Tal cualidad apareció en la partida misma, con la “Obertura en Fa”, de Tchaikovsky, una pieza muy temprana en que ya se aprecian primeros asomos favorecedores de sones armoniosos.
Sin desarrollar una exposición que portara mayores cambios temáticos, la posterior “Serenata para cuerdas” de Vasily Kalinikov vino a exacerbar aquel afán melódico con arcos que parecían infinitos, sin variar hacia momentos de clímax.
Volvió Tchaikovsky, esta vez con sus “Variaciones Rococó” para violoncello y orquesta, generando la sección cuestionable en la calidad que prevaleció en la jornada. (este comentario alude al primera de las tres funciones dispuestas para el mismo programa). El solista Julio Barrios, no obstante su arrojo y seguridad interpretativas, no estuvo bien, ya sea por el escape de notas fallidas, por no llegar a la justa afinación y por la emisión de un sonido irregular, a veces poco grato, de su instrumento. Por fortuna, tuvo un pasaje iluminado (penúltima variación), que el público no vaciló en premiar con un aplauso cerrado. Siffert y sus dirigidos se lucieron, claro está, con el más justo marco acompañante.

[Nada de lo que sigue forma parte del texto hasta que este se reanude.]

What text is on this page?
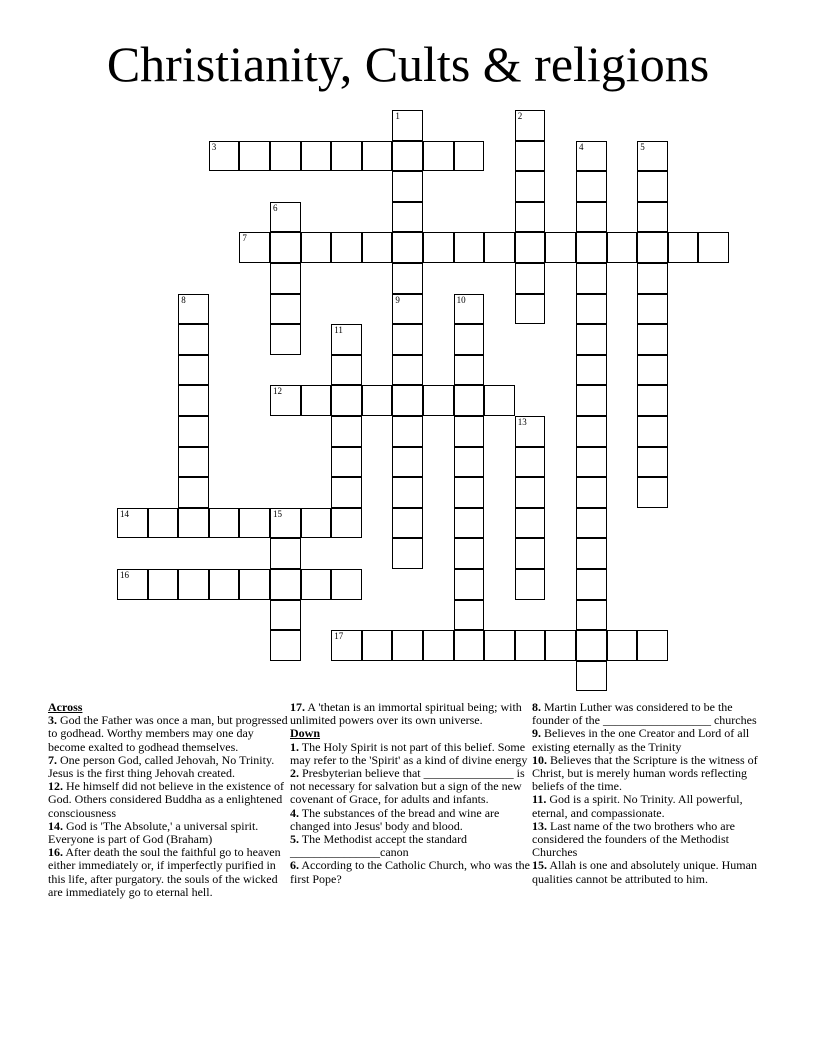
Christianity, Cults & religions
1
9
2
3	4	5
6
7
8	10
11
12
13
14	15
16
17
Across
3. God the Father was once a man, but progressed to godhead. Worthy members may one day become exalted to godhead themselves.
7. One person God, called Jehovah, No Trinity. Jesus is the first thing Jehovah created.
12. He himself did not believe in the existence of God. Others considered Buddha as a enlightened consciousness
14. God is 'The Absolute,' a universal spirit. Everyone is part of God (Braham)
16. After death the soul the faithful go to heaven either immediately or, if imperfectly purified in this life, after purgatory. the souls of the wicked are immediately go to eternal hell.
17. A 'thetan is an immortal spiritual being; with unlimited powers over its own universe.
Down
1. The Holy Spirit is not part of this belief. Some may refer to the 'Spirit' as a kind of divine energy
2. Presbyterian believe that _______________ is not necessary for salvation but a sign of the new covenant of Grace, for adults and infants.
4. The substances of the bread and wine are changed into Jesus' body and blood.
5. The Methodist accept the standard _______________canon
6. According to the Catholic Church, who was the first Pope?
8. Martin Luther was considered to be the founder of the __________________ churches
9. Believes in the one Creator and Lord of all existing eternally as the Trinity
10. Believes that the Scripture is the witness of Christ, but is merely human words reflecting beliefs of the time.
11. God is a spirit. No Trinity. All powerful, eternal, and compassionate.
13. Last name of the two brothers who are considered the founders of the Methodist Churches
15. Allah is one and absolutely unique. Human qualities cannot be attributed to him.
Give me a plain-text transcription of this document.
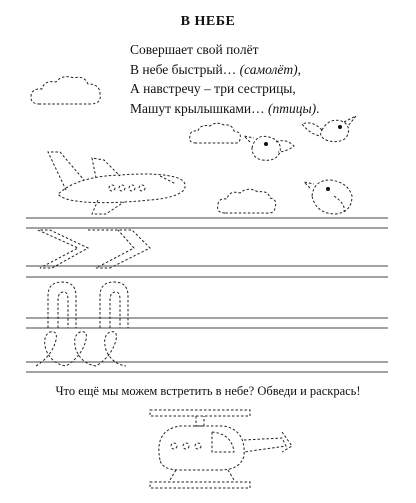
В НЕБЕ
Совершает свой полёт
В небе быстрый… (самолёт),
А навстречу – три сестрицы,
Машут крылышками… (птицы).
Что ещё мы можем встретить в небе? Обведи и раскрась!
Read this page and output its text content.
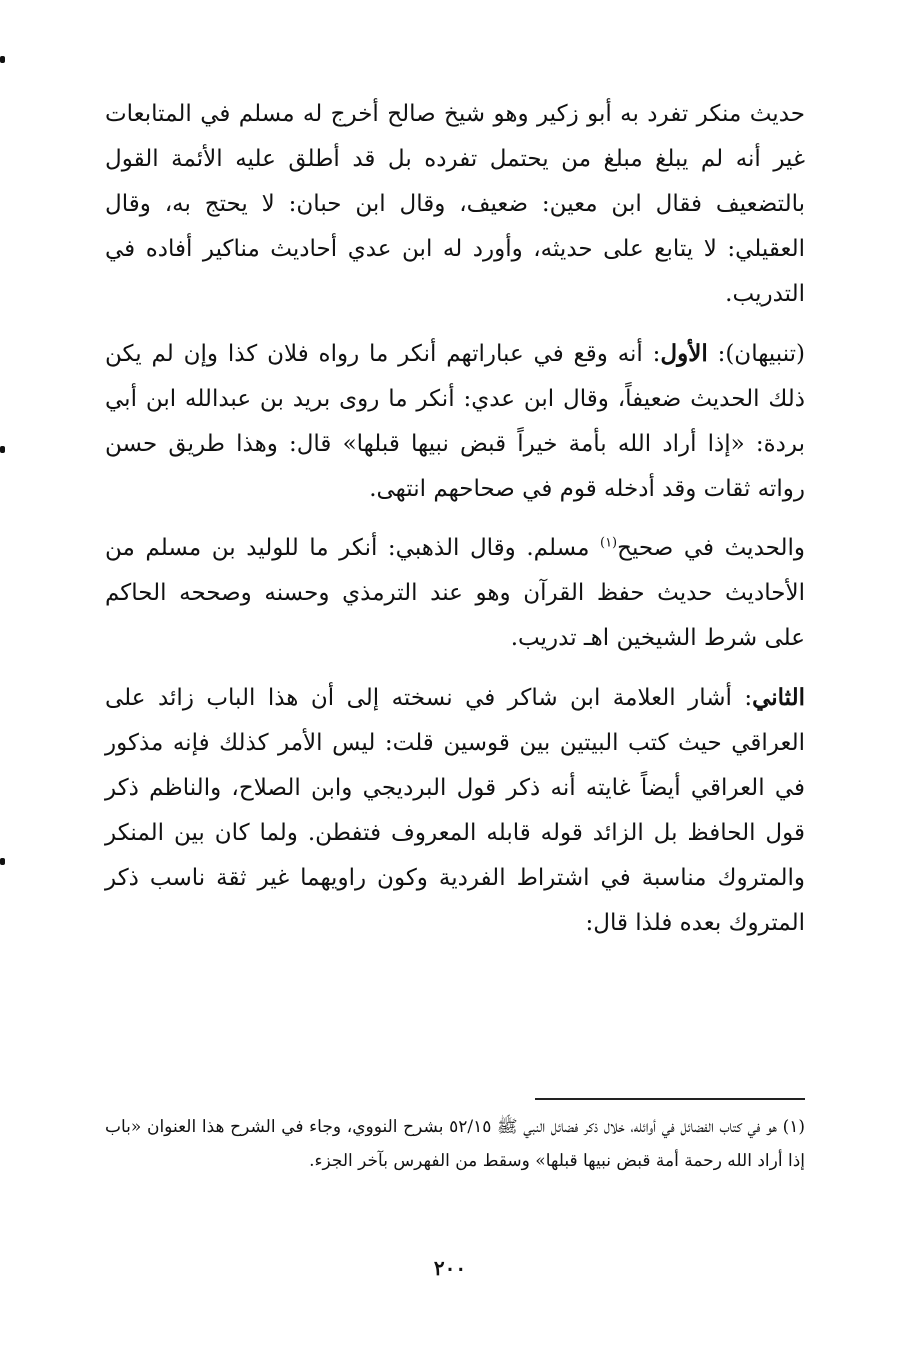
حديث منكر تفرد به أبو زكير وهو شيخ صالح أخرج له مسلم في المتابعات غير أنه لم يبلغ مبلغ من يحتمل تفرده بل قد أطلق عليه الأئمة القول بالتضعيف فقال ابن معين: ضعيف، وقال ابن حبان: لا يحتج به، وقال العقيلي: لا يتابع على حديثه، وأورد له ابن عدي أحاديث مناكير أفاده في التدريب.

(تنبيهان): الأول: أنه وقع في عباراتهم أنكر ما رواه فلان كذا وإن لم يكن ذلك الحديث ضعيفاً، وقال ابن عدي: أنكر ما روى بريد بن عبدالله ابن أبي بردة: «إذا أراد الله بأمة خيراً قبض نبيها قبلها» قال: وهذا طريق حسن رواته ثقات وقد أدخله قوم في صحاحهم انتهى.

والحديث في صحيح$^{(١)}$ مسلم. وقال الذهبي: أنكر ما للوليد بن مسلم من الأحاديث حديث حفظ القرآن وهو عند الترمذي وحسنه وصححه الحاكم على شرط الشيخين اهـ تدريب.

الثاني: أشار العلامة ابن شاكر في نسخته إلى أن هذا الباب زائد على العراقي حيث كتب البيتين بين قوسين قلت: ليس الأمر كذلك فإنه مذكور في العراقي أيضاً غايته أنه ذكر قول البرديجي وابن الصلاح، والناظم ذكر قول الحافظ بل الزائد قوله قابله المعروف فتفطن. ولما كان بين المنكر والمتروك مناسبة في اشتراط الفردية وكون راويهما غير ثقة ناسب ذكر المتروك بعده فلذا قال:

(١) هو في كتاب الفضائل في أوائله، خلال ذكر فضائل النبي ﷺ ٥٢/١٥ بشرح النووي، وجاء في الشرح هذا العنوان «باب إذا أراد الله رحمة أمة قبض نبيها قبلها» وسقط من الفهرس بآخر الجزء.

٢٠٠
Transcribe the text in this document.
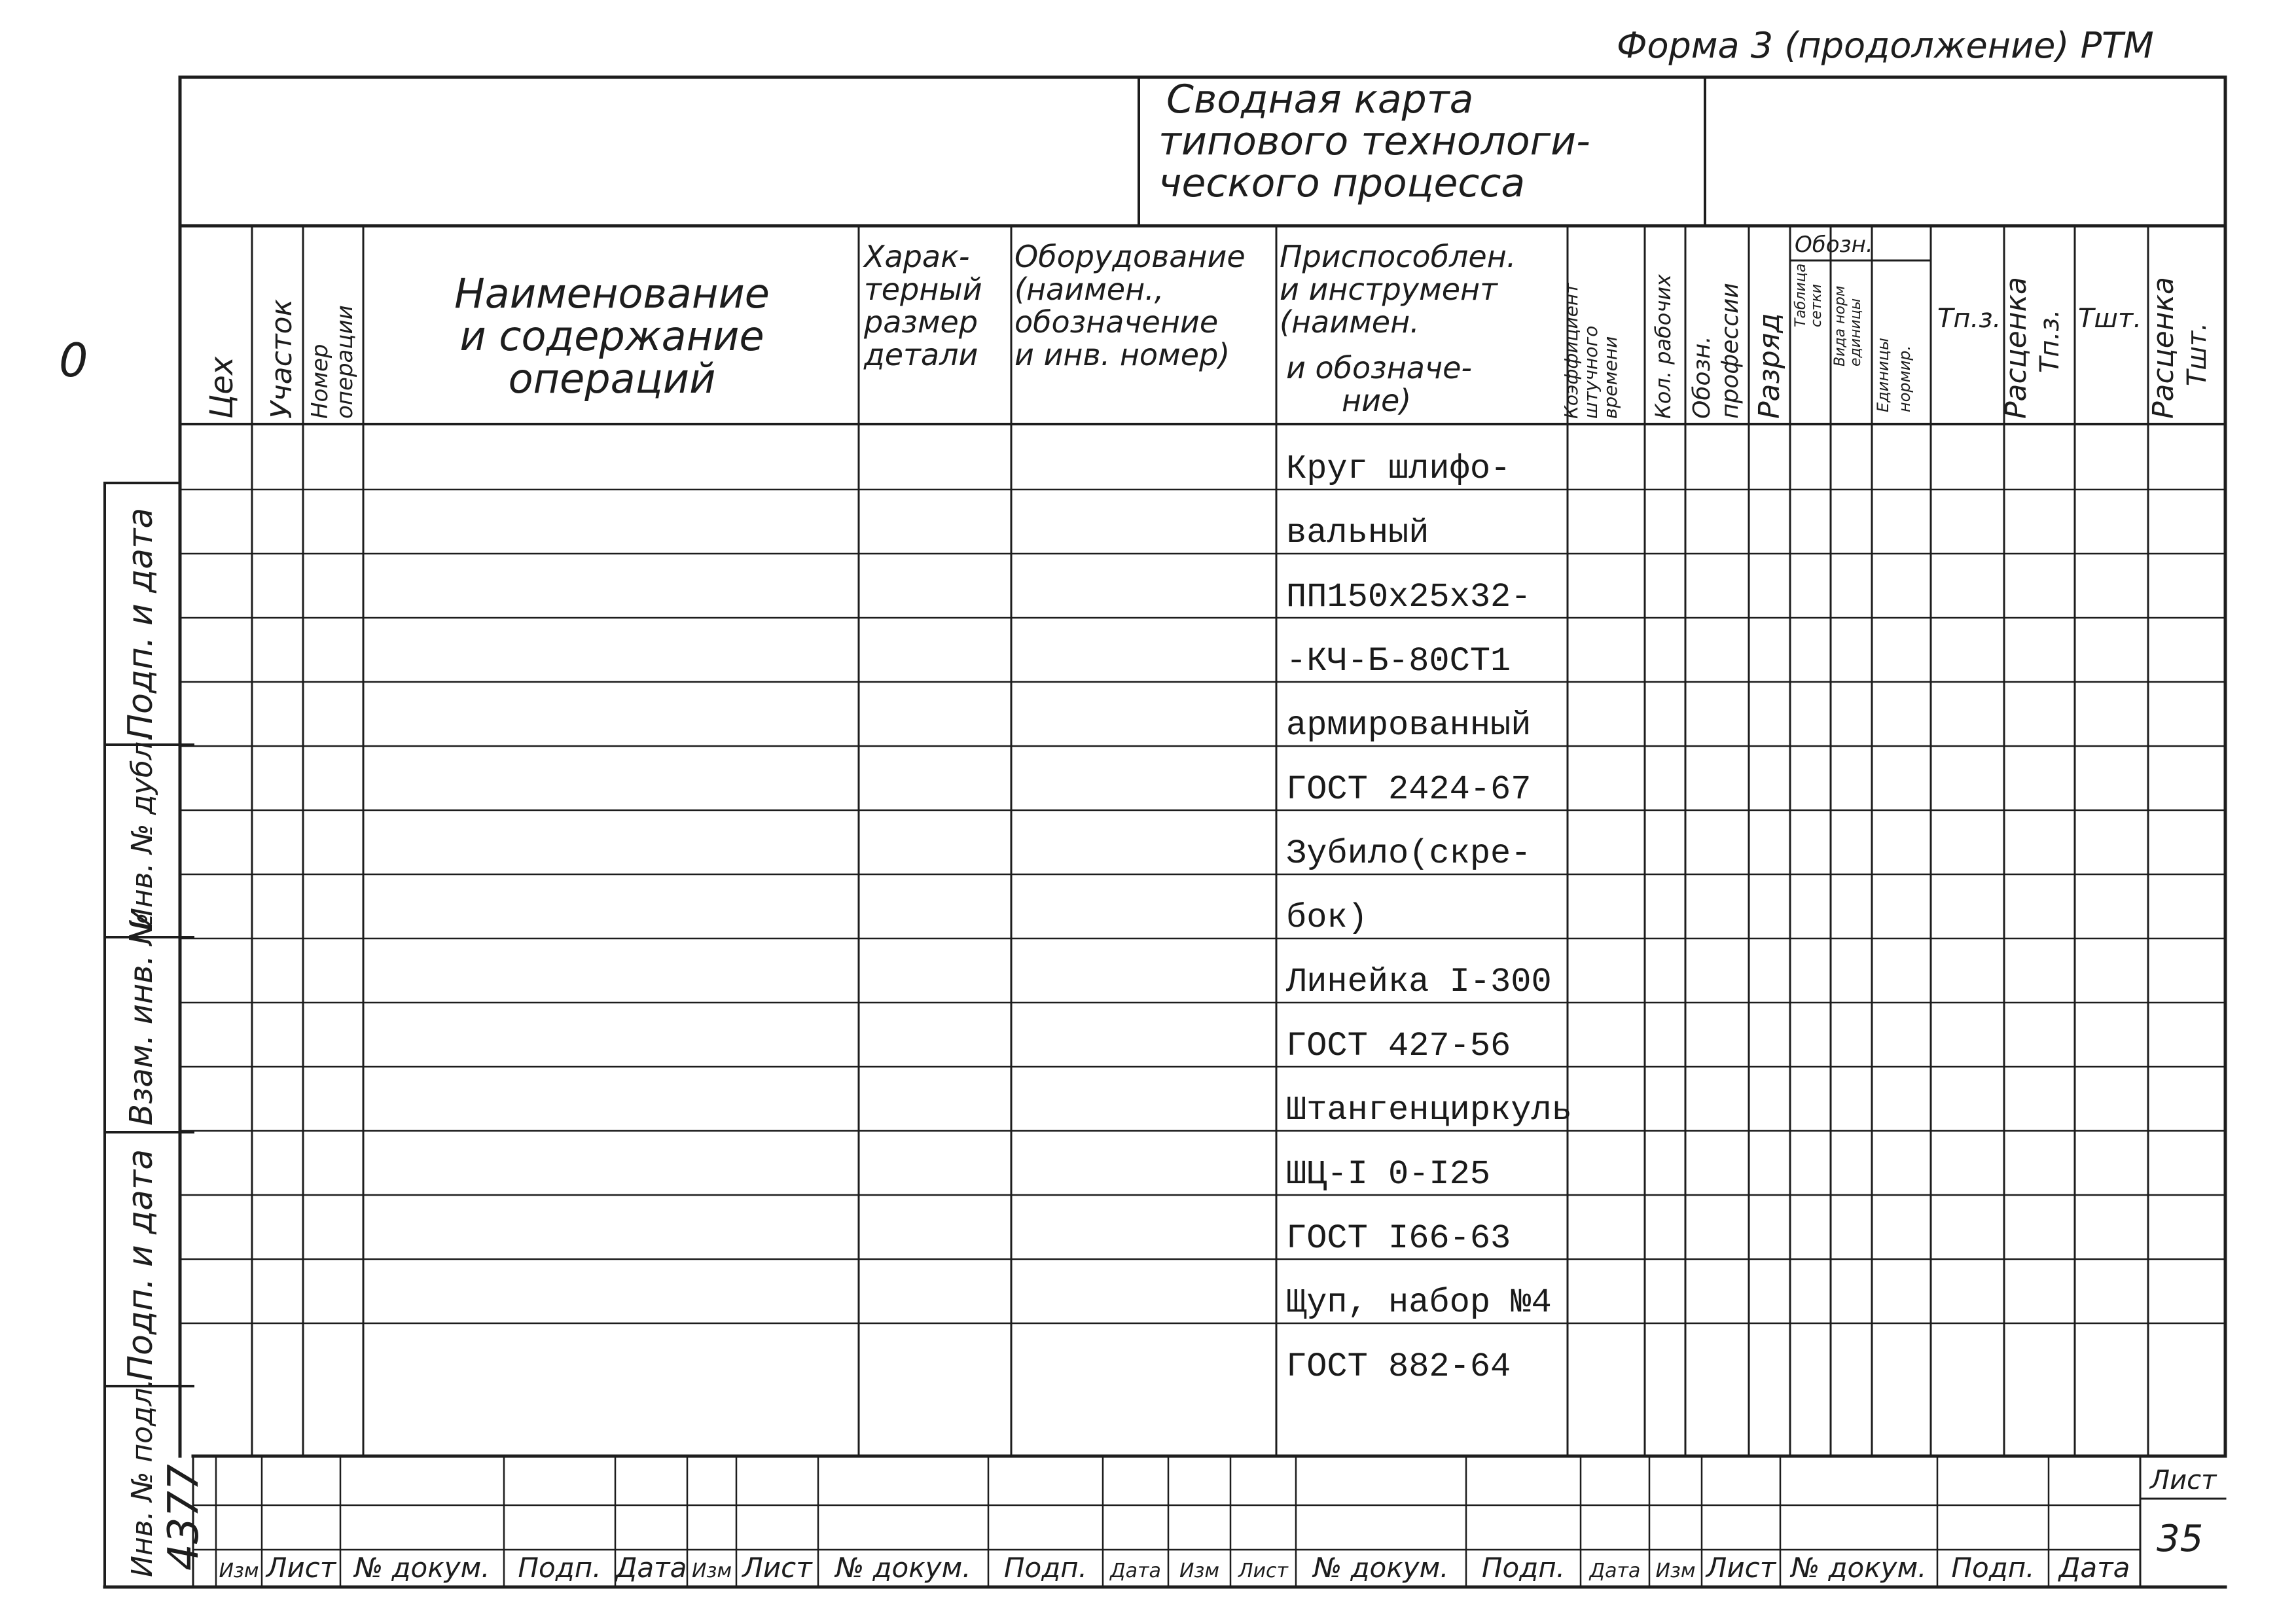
Форма 3 (продолжение) РТМ
Сводная карта
типового технологи-
ческого процесса
0	Цех Участок Номер
операции
Наименование
и содержание
операций
Харак-
терный
размер
детали
Оборудование
(наимен.,
обозначение
и инв. номер)
Приспособлен.
и инструмент
(наимен.
и обозначе-
ние)	Коэффициент
штучного
времени Кол. рабочих Обозн. профессии Разряд
Обозн.
Таблица сетки Вида норм единицы
Единицы нормир.
Тп.з.
Расценка Тп.з. Тшт. Расценка Тшт.
Круг шлифо-
вальный
ПП150х25х32-
-КЧ-Б-80СТ1
армированный
ГОСТ 2424-67
Зубило(скре-
бок)
Линейка I-300
ГОСТ 427-56
Штангенциркуль
ШЦ-I 0-I25
ГОСТ I66-63
Щуп, набор №4
ГОСТ 882-64
Подп. и дата
Инв. № дубл.
Взам. инв. №
Подп. и дата
Инв. № подл. 4377
Изм Лист № докум. Подп. Дата Изм Лист № докум. Подп. Дата Изм Лист № докум. Подп. Дата Изм Лист № докум. Подп. Дата
Лист
35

El “Intermezzo” de Anton Arensky hizo vibrar las cuerdas orquestales, rememorando aquellos scherzos tan propios de Mendelssohn, dando paso luego a la “Serenata N° 2” de Alexander Grazunov, compositor al que debiera darse más presencia en nuestros días por su tan rica expresión melódica.
“Vocalise” de Rachmaninov – fina melodía en su máxima expresión-, pieza concebida originalmente con voz femenina solista, fue interpretada aquí en versión orquestal, escuchándose tal vez con sonoridades demasiado macizas.
La “Serenata para pequeña orquesta” de Nikolai Myaskovsky permitió percibir un gran sonido orquestal nada de pequeño. Pero también trajo por única vez ya en el final-final del programa esa brillantez, colorido y conexión folklórica.
Este viaje con boletos a la Rusia profunda fue un solaz en la oferta de conciertos orquestales santiaguinos, tan dada a quedarse pegada en los mismos repertorios.